Settling just down the road in Brighton after college, Vynehall spent his early 20s teaching himself to make music on a laptop, while couch-surfing and living off the bread he’d bring home from his cleaning job in a bakery. Through flat-shares and local club connections, he began DJing and making his own warm-blooded, soulful brand of house on small boutique labels like Well Rounded. His growing profile as a DJ and producer soon began to earn him bigger deals and global bookings.

Family ties have remained a key factor in his creative vision. His first long-form release, the 2014 mini-album ‘Music For The Uninvited’, paid oblique homage to his mother’s love of vintage disco, funk and hip hop. Four years later, his official debut, the widescreen epic ‘Nothing Is Still’, memorialised his late grandfather.

“My life has been dedicated to music,” he says. “I obsess about plenty of different things, and they come and go, but music has always been there. It’s my identity – it’s all I’ve ever done – and I’ve been so blinkered by it that I failed to have a plan B, so I’m kind of glad that it’s worked out… ha!”

Every step of the way, the self-taught Vynehall has been guided more by emotion and instinct than technical expertise. Like his musical heroes, from My Bloody Valentine to Dilla to Aphex, he realised early on that learning the rules is only helpful if it helps you break them.

“I never had any formal training,” he nods. “I do stuff wrong all the time in a technical sense. But if I’d got all my piano grades, I’m certain I wouldn’t be doing things the way I do them now. For me, music is a vessel to convey emotion, whether that’s anger, joy, sorrow, love, whatever. You can have the formal training to be able to do it, but if you don’t have the raw need to do it, it’ll never happen.”


Like most musicians, Vynehall has been in Covid-induced limbo for much of the last year. Forced to postpone tours and live shows, he moved out of his old studio for financial reasons and set up temporarily in his spare bedroom.

“I basically reverted back to being my teenage self,” he laughs.

In November 2020 he opened his new studio, Ooze, in Tottenham, north east London, where he has begun developing a fertile sideline as a producer and co-writer for rising vocal talents like Wesley Joseph, Ojerime, Kenzie TTH and Kam-Bu. Most are loosely rooted in R&B and hip hop, which Vynehall deems the most “boundary-pushing” genres of the last 15 years.

“Electronic music has always pushed forward and been experimental,” he says. “But when you look at hip hop and R&B in a wider sense and the extent of their reach, the artists in this genre have been phenomenal – they’ve influenced me the most, for sure.”

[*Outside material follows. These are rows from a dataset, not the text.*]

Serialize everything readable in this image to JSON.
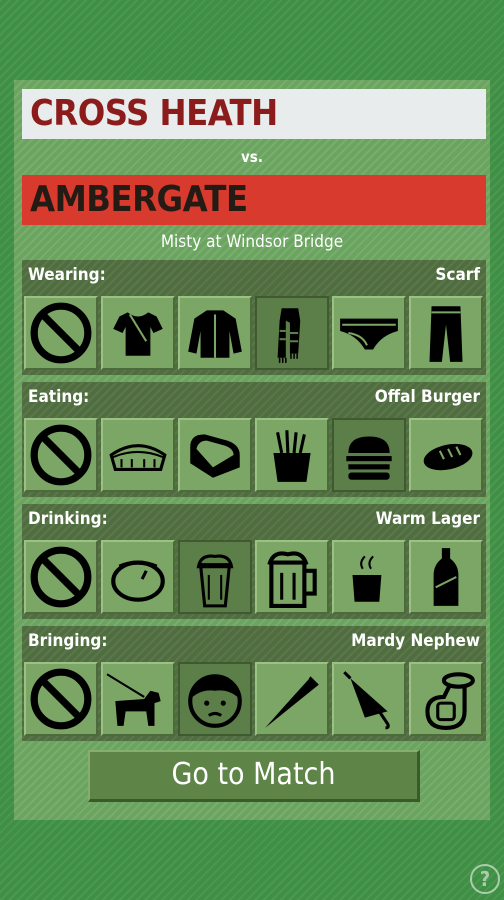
{
  "match": {
    "home_team": "CROSS HEATH",
    "vs_label": "vs.",
    "away_team": "AMBERGATE",
    "venue": "Misty at Windsor Bridge"
  },
  "categories": [
    {
      "label": "Wearing:",
      "value": "Scarf",
      "options": [
        "none-icon",
        "tshirt-icon",
        "jacket-icon",
        "scarf-icon",
        "briefs-icon",
        "trousers-icon"
      ],
      "selected": 3
    },
    {
      "label": "Eating:",
      "value": "Offal Burger",
      "options": [
        "none-icon",
        "pie-icon",
        "sandwich-icon",
        "fries-icon",
        "burger-icon",
        "hotdog-icon"
      ],
      "selected": 4
    },
    {
      "label": "Drinking:",
      "value": "Warm Lager",
      "options": [
        "none-icon",
        "bovril-pot-icon",
        "pint-glass-icon",
        "beer-mug-icon",
        "hot-cup-icon",
        "soda-bottle-icon"
      ],
      "selected": 2
    },
    {
      "label": "Bringing:",
      "value": "Mardy Nephew",
      "options": [
        "none-icon",
        "dog-on-lead-icon",
        "child-face-icon",
        "vuvuzela-icon",
        "umbrella-icon",
        "tuba-icon"
      ],
      "selected": 2
    }
  ],
  "go_button": "Go to Match",
  "help_label": "?",
  "colors": {
    "home_bar": "#e8ecec",
    "home_text": "#8c1c1c",
    "away_bar": "#d83a2e",
    "away_text": "#241b14",
    "panel": "#6aa45f",
    "selected_tile": "#5c7e48"
  }
}
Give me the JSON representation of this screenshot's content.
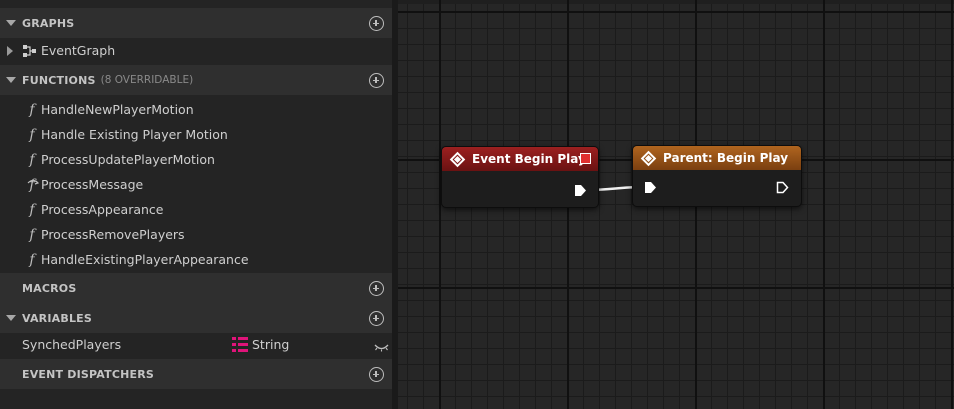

Assuming live performances can safely resume later this year, Vynehall is aiming to launch an ambitious new audio-visual show in November. In the meantime, he also plans to get married in late summer. He and his fiancee, NTS Radio DJ and On Loop label founder Alice “Moxie” Moxom, got engaged during the making of ‘Rare, Forever’.

“Neither of us had thought about marriage before we met,” he shrugs.

“It’s not like we believe in the institution. It’s just that I know I’m going to be with her for the rest of my life, so we thought it would be nice.”

He definitely sees his future in terms of kids and family. Plus more music,of course. Which means more albums, more anguished soul-searching, more obsessive overthinking. Genius is pain, after all.

“Ha! Yeah, right!” Leon Vynehall agrees. “It’s not torture. I just want to have done something alright with my time on Earth. If and when I have any offspring, I want to be able to think it was worth it. It’s the human condition of wanting to leave a mark, I suppose. My time is the most valuable thing,and I don’t intend on wasting it.”